When Mr. X leaves his apartment in the morning,
the door opens and the wrapper falls out.
Safer checks the door every half-hour starting early in the morning. When he sees that the wrapper is out, he knows that Mr. X has gone out, and Safer puts the wrapper back in the doorframe so we’ll know when Mr. X comes back in.

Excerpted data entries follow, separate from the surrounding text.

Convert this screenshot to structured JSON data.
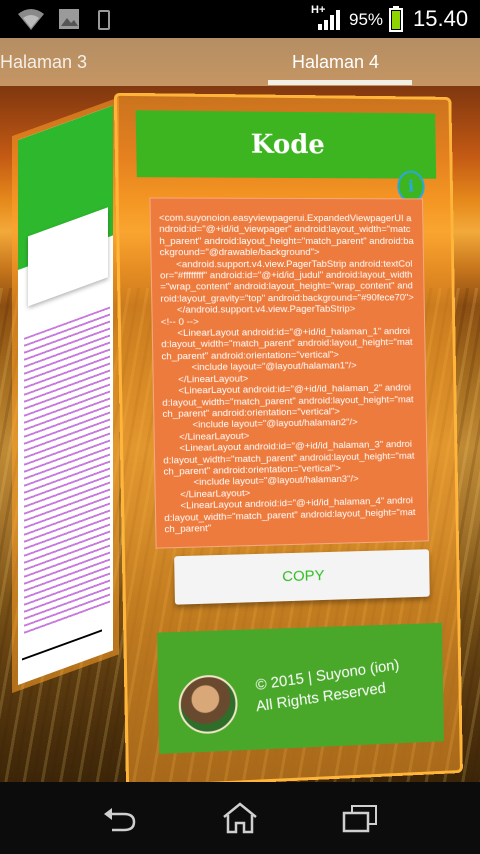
{
  "status_bar": {
    "network_type": "H+",
    "battery_percent": "95%",
    "time": "15.40",
    "icons": [
      "wifi-icon",
      "image-icon",
      "phone-icon",
      "signal-icon",
      "battery-icon"
    ]
  },
  "tabs": [
    {
      "label": "Halaman 3",
      "selected": false
    },
    {
      "label": "Halaman 4",
      "selected": true
    }
  ],
  "card": {
    "title": "Kode",
    "info_icon": "i",
    "code": "<com.suyonoion.easyviewpagerui.ExpandedViewpagerUI android:id=\"@+id/id_viewpager\" android:layout_width=\"match_parent\" android:layout_height=\"match_parent\" android:background=\"@drawable/background\">\n      <android.support.v4.view.PagerTabStrip android:textColor=\"#ffffffff\" android:id=\"@+id/id_judul\" android:layout_width=\"wrap_content\" android:layout_height=\"wrap_content\" android:layout_gravity=\"top\" android:background=\"#90fece70\">\n      </android.support.v4.view.PagerTabStrip>\n<!-- 0 -->\n      <LinearLayout android:id=\"@+id/id_halaman_1\" android:layout_width=\"match_parent\" android:layout_height=\"match_parent\" android:orientation=\"vertical\">\n           <include layout=\"@layout/halaman1\"/>\n      </LinearLayout>\n      <LinearLayout android:id=\"@+id/id_halaman_2\" android:layout_width=\"match_parent\" android:layout_height=\"match_parent\" android:orientation=\"vertical\">\n           <include layout=\"@layout/halaman2\"/>\n      </LinearLayout>\n      <LinearLayout android:id=\"@+id/id_halaman_3\" android:layout_width=\"match_parent\" android:layout_height=\"match_parent\" android:orientation=\"vertical\">\n           <include layout=\"@layout/halaman3\"/>\n      </LinearLayout>\n      <LinearLayout android:id=\"@+id/id_halaman_4\" android:layout_width=\"match_parent\" android:layout_height=\"match_parent\"",
    "copy_label": "COPY",
    "footer_line1": "© 2015 | Suyono (ion)",
    "footer_line2": "All Rights Reserved"
  },
  "colors": {
    "green": "#3cb521",
    "code_background": "#ee7b3e",
    "copy_text": "#2ebd22",
    "frame": "#ffb43a"
  },
  "nav": {
    "icons": [
      "back-icon",
      "home-icon",
      "recents-icon"
    ]
  }
}
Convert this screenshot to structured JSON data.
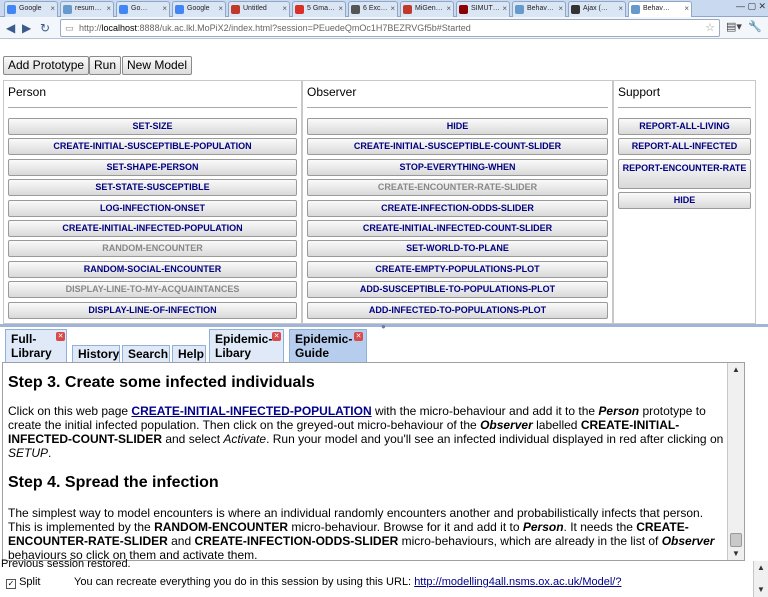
{
  "browser": {
    "tabs": [
      {
        "title": "Google",
        "color": "#4285f4"
      },
      {
        "title": "resum…",
        "color": "#6699cc"
      },
      {
        "title": "Go…",
        "color": "#4285f4"
      },
      {
        "title": "Google",
        "color": "#4285f4"
      },
      {
        "title": "Untitled",
        "color": "#c0392b"
      },
      {
        "title": "5 Gma…",
        "color": "#d93025"
      },
      {
        "title": "6 Exc…",
        "color": "#555555"
      },
      {
        "title": "MiGen…",
        "color": "#c0392b"
      },
      {
        "title": "SIMUT…",
        "color": "#8b0000"
      },
      {
        "title": "Behav…",
        "color": "#6699cc"
      },
      {
        "title": "Ajax (…",
        "color": "#333333"
      },
      {
        "title": "Behav…",
        "color": "#6699cc"
      }
    ],
    "url_prefix": "http://",
    "url_host": "localhost",
    "url_rest": ":8888/uk.ac.lkl.MoPiX2/index.html?session=PEuedeQmOc1H7BEZRVGf5b#Started"
  },
  "toolbar": {
    "add_prototype": "Add Prototype",
    "run": "Run",
    "new_model": "New Model"
  },
  "panels": {
    "person": {
      "title": "Person",
      "buttons": [
        {
          "label": "SET-SIZE",
          "grey": false
        },
        {
          "label": "CREATE-INITIAL-SUSCEPTIBLE-POPULATION",
          "grey": false
        },
        {
          "label": "SET-SHAPE-PERSON",
          "grey": false
        },
        {
          "label": "SET-STATE-SUSCEPTIBLE",
          "grey": false
        },
        {
          "label": "LOG-INFECTION-ONSET",
          "grey": false
        },
        {
          "label": "CREATE-INITIAL-INFECTED-POPULATION",
          "grey": false
        },
        {
          "label": "RANDOM-ENCOUNTER",
          "grey": true
        },
        {
          "label": "RANDOM-SOCIAL-ENCOUNTER",
          "grey": false
        },
        {
          "label": "DISPLAY-LINE-TO-MY-ACQUAINTANCES",
          "grey": true
        },
        {
          "label": "DISPLAY-LINE-OF-INFECTION",
          "grey": false
        }
      ]
    },
    "observer": {
      "title": "Observer",
      "buttons": [
        {
          "label": "HIDE",
          "grey": false
        },
        {
          "label": "CREATE-INITIAL-SUSCEPTIBLE-COUNT-SLIDER",
          "grey": false
        },
        {
          "label": "STOP-EVERYTHING-WHEN",
          "grey": false
        },
        {
          "label": "CREATE-ENCOUNTER-RATE-SLIDER",
          "grey": true
        },
        {
          "label": "CREATE-INFECTION-ODDS-SLIDER",
          "grey": false
        },
        {
          "label": "CREATE-INITIAL-INFECTED-COUNT-SLIDER",
          "grey": false
        },
        {
          "label": "SET-WORLD-TO-PLANE",
          "grey": false
        },
        {
          "label": "CREATE-EMPTY-POPULATIONS-PLOT",
          "grey": false
        },
        {
          "label": "ADD-SUSCEPTIBLE-TO-POPULATIONS-PLOT",
          "grey": false
        },
        {
          "label": "ADD-INFECTED-TO-POPULATIONS-PLOT",
          "grey": false
        }
      ]
    },
    "support": {
      "title": "Support",
      "buttons": [
        {
          "label": "REPORT-ALL-LIVING"
        },
        {
          "label": "REPORT-ALL-INFECTED"
        },
        {
          "label": "REPORT-ENCOUNTER-RATE"
        },
        {
          "label": "HIDE"
        }
      ]
    }
  },
  "tabs": {
    "full_library": "Full-\nLibrary",
    "history": "History",
    "search": "Search",
    "help": "Help",
    "epidemic_library": "Epidemic-\nLibary",
    "epidemic_guide": "Epidemic-\nGuide"
  },
  "guide": {
    "step3_title": "Step 3. Create some infected individuals",
    "s3_t1": "Click on this web page ",
    "s3_link": "CREATE-INITIAL-INFECTED-POPULATION",
    "s3_t2": " with the micro-behaviour and add it to the ",
    "s3_person": "Person",
    "s3_t3": " prototype to create the initial infected population. Then click on the greyed-out micro-behaviour of the ",
    "s3_observer": "Observer",
    "s3_t4": " labelled ",
    "s3_slider": "CREATE-INITIAL-INFECTED-COUNT-SLIDER",
    "s3_t5": " and select ",
    "s3_activate": "Activate",
    "s3_t6": ". Run your model and you'll see an infected individual displayed in red after clicking on ",
    "s3_setup": "SETUP",
    "s3_t7": ".",
    "step4_title": "Step 4. Spread the infection",
    "s4_t1": "The simplest way to model encounters is where an individual randomly encounters another and probabilistically infects that person. This is implemented by the ",
    "s4_re": "RANDOM-ENCOUNTER",
    "s4_t2": " micro-behaviour. Browse for it and add it to ",
    "s4_person": "Person",
    "s4_t3": ". It needs the ",
    "s4_cers": "CREATE-ENCOUNTER-RATE-SLIDER",
    "s4_t4": " and ",
    "s4_cios": "CREATE-INFECTION-ODDS-SLIDER",
    "s4_t5": " micro-behaviours, which are already in the list of ",
    "s4_observer": "Observer",
    "s4_t6": " behaviours so click on them and activate them."
  },
  "status": {
    "message": "Previous session restored.",
    "split_label": "Split",
    "url_text": "You can recreate everything you do in this session by using this URL: ",
    "url_link": "http://modelling4all.nsms.ox.ac.uk/Model/?"
  }
}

As long as it stays there, Mr. X is still out. It should be safe to enter the apartment as long as someone is the lookout on the lobbycam, watching to see if Mr. X comes into the building.
But I wonder:
What if Mr. X is out when I put the wrapper in at night, so the wrapper is actually falling out when he comes in, and then Safer replaces it in the morning, when Mr. X is still in. In other words, who knows?
—or—
What if he is home when I put the wrapper in the door at night, and the wrapper does fall out when Mr. X leaves in the morning, but then he comes back within the same half-hour? Like maybe he just went for a bagel.
Again, Safer would replace the wrapper in the door while he’s home.
Which would mean that right now, with both of us standing on Mr. X’s doormat looking at the wrapper in the door, Mr. X could actually be home or not home.
Either one.
Umami
When I blurt all of this out on Mr. X’s doormat, Safer gives me a look and says that if I keep going down this road, I will be “paralyzed by my own logic.”
“Relax,” he tells me. “I know what I’m doing.”
“I’m not touching that door,” I say.
“Fine.” Safer’s hand shoots out and jiggles the doorknob.
Locked.
He turns and sprints back up to his apartment, and I follow, thinking about how turning someone else’s doorknob is such a small thing but also such a creepy thing.
“It was worth a shot,” Safer says, writing in his notebook. “And now we know he doesn’t bolt it. He just uses the slam-lock.”
“How can you tell?”
“It’s the way the knob wiggles—you get to know these things.”
Safer picks up the binoculars and looks through the window.
“Safer,” I say.
“Yeah?”
“What would you have done if the door hadn’t been locked?”
He lowers the binoculars and looks at me. “I would have made a note of it. It would have been an important fact.”